It was early December, 2023. We were living in a brand new house. It was new to us, anyway. It was piled to the ceiling with boxes waiting to be stored in their forever spaces. I sat up in bed at 3am. I had tossed and turned up to that point trying fruitlessly to fall asleep against the background noise of a disturbing reality I was facing.
This latest move into this breathtaking home on the river in the canyon, peaceful and secluded, where we always wanted to live, picturesque and promising, was supposed to change my life for the better. This was supposed to be the dawn of a new era for me, focusing on creative projects, restoring and renewing my faith in God and man. I envisioned holding meditation retreats on my patio deck overlooking the river. This was the day I was supposed to wake up in my bed in this new space with the sun shining ready to leap off into unfathomable creative heights, but instead, I was hiding under my covers filled with doom and dread. Here I was, once more, trembling from insomnia, facing more inescapable bullshit and drama of other people’s making, and once again, no foreseeable outcome looked pleasant. How could this be happening to me again? How could it happen here? Is not anywhere sacred? I thought.

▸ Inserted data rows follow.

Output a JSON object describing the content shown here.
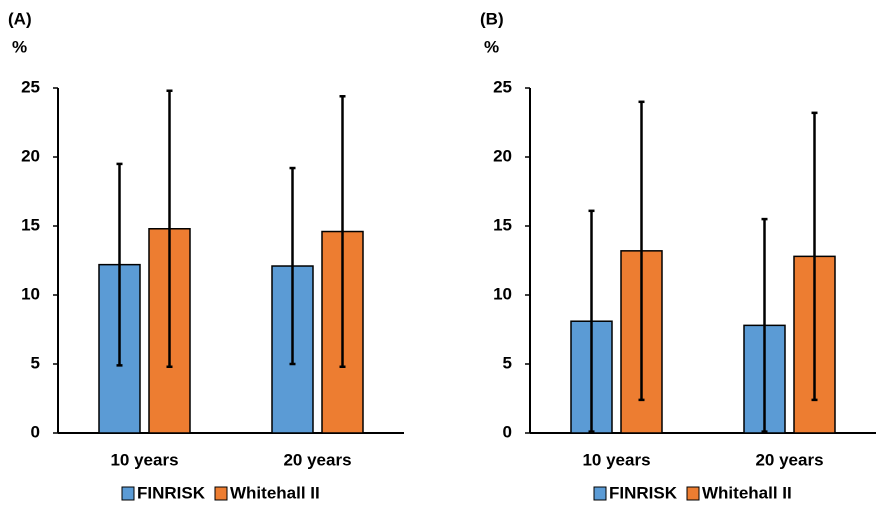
{
  "chart_data": [
    {
      "type": "bar",
      "panel_label": "(A)",
      "ylabel": "%",
      "categories": [
        "10 years",
        "20 years"
      ],
      "series": [
        {
          "name": "FINRISK",
          "color": "#5b9bd5",
          "values": [
            12.2,
            12.1
          ],
          "errors": [
            7.3,
            7.1
          ]
        },
        {
          "name": "Whitehall II",
          "color": "#ed7d31",
          "values": [
            14.8,
            14.6
          ],
          "errors": [
            10.0,
            9.8
          ]
        }
      ],
      "ylim": [
        0,
        25
      ],
      "yticks": [
        0,
        5,
        10,
        15,
        20,
        25
      ]
    },
    {
      "type": "bar",
      "panel_label": "(B)",
      "ylabel": "%",
      "categories": [
        "10 years",
        "20 years"
      ],
      "series": [
        {
          "name": "FINRISK",
          "color": "#5b9bd5",
          "values": [
            8.1,
            7.8
          ],
          "errors": [
            8.0,
            7.7
          ]
        },
        {
          "name": "Whitehall II",
          "color": "#ed7d31",
          "values": [
            13.2,
            12.8
          ],
          "errors": [
            10.8,
            10.4
          ]
        }
      ],
      "ylim": [
        0,
        25
      ],
      "yticks": [
        0,
        5,
        10,
        15,
        20,
        25
      ]
    }
  ]
}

The very next thought that popped into my mind to answer those questions was something about the cuckoo.
I flew out of bed, grabbed my phone and started frantically googling to figure out, what is it about the cuckoo that’s keeping me awake at night?
The Cuckoo
The cuckoo, for the reader’s edification, belongs to a category of birds known as brood parasites. If that name sounds creepy, it should. The cuckoo masks its egg to look almost identical to the eggs of other birds in its ecosystem. The “mother” cuckoo will then carefully lay her camouflaged egg in the nest of a brooding mother bird. The cuckoo’s egg is disguised inconspicuously among the host’s other eggs. The nesting host cannot distinguish her eggs from the cuckoo’s eggs. So, when the cuckoo hatches precociously to its fellow nestlings, it either destroys the host’s eggs by pushing them out of the nest or it pushes nestlings of the nest after they hatch. In this way, it has no competition for food, resources or parenting. It gets the undivided attention of the host and the best possible chance for future survival.

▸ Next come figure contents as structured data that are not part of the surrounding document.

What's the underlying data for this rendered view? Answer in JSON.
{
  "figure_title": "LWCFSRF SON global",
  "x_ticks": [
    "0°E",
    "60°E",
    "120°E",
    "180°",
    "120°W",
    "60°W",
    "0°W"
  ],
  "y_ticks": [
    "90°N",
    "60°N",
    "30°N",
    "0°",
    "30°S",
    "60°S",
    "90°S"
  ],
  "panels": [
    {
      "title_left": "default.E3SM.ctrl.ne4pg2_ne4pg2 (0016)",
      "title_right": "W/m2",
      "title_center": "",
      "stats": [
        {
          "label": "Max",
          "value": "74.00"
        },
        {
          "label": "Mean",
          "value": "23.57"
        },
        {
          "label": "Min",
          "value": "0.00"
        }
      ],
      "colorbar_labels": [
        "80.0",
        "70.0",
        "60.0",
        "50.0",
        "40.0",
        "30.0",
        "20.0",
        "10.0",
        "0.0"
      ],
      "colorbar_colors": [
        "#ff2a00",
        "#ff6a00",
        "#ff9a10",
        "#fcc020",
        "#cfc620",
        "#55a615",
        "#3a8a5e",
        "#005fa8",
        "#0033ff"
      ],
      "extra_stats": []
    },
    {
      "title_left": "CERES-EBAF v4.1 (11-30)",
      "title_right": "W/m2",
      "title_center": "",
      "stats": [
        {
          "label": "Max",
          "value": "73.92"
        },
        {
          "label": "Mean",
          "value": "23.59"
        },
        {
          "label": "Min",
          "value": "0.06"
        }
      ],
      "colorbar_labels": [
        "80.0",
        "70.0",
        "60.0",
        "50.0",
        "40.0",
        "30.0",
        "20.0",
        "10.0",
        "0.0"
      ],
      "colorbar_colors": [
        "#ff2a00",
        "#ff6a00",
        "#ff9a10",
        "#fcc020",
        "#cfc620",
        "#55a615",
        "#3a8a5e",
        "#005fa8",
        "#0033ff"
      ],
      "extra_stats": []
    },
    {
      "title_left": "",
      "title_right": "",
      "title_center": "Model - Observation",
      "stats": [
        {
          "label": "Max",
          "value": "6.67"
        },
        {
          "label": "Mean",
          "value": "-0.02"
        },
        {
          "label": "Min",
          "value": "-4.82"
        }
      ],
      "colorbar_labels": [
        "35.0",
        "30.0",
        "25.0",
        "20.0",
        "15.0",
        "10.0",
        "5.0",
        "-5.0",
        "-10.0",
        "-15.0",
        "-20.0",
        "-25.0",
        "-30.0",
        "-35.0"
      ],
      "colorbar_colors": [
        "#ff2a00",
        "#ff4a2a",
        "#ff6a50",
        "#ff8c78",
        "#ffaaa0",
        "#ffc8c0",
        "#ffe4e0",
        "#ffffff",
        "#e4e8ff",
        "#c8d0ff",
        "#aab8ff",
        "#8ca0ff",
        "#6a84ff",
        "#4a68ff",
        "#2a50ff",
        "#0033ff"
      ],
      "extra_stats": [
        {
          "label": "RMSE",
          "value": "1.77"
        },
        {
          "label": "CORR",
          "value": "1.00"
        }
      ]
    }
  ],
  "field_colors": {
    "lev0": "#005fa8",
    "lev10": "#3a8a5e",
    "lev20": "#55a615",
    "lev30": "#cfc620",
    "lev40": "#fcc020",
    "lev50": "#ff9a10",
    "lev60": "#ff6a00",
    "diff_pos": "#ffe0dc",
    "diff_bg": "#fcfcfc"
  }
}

I have been looking for a reason why the cuckoo parents don’t raise their own young. They just don’t. They have other things to do. Rather than adapt to become better parents or learn nest building to secure the future of their progeny, they become better adept at hiding their eggs in the nests or having harder shells so that if detected their eggs can’t be aborted by the host with a mere peck. Some brood parasite parents even retaliate and destroy the nests of host birds who reject their eggs. This way, the host birds learn to accept raising the parasite’s young-or else!
So, essentially, brood parasites are what they are. They will always exist, and nature must find a way to defend against them.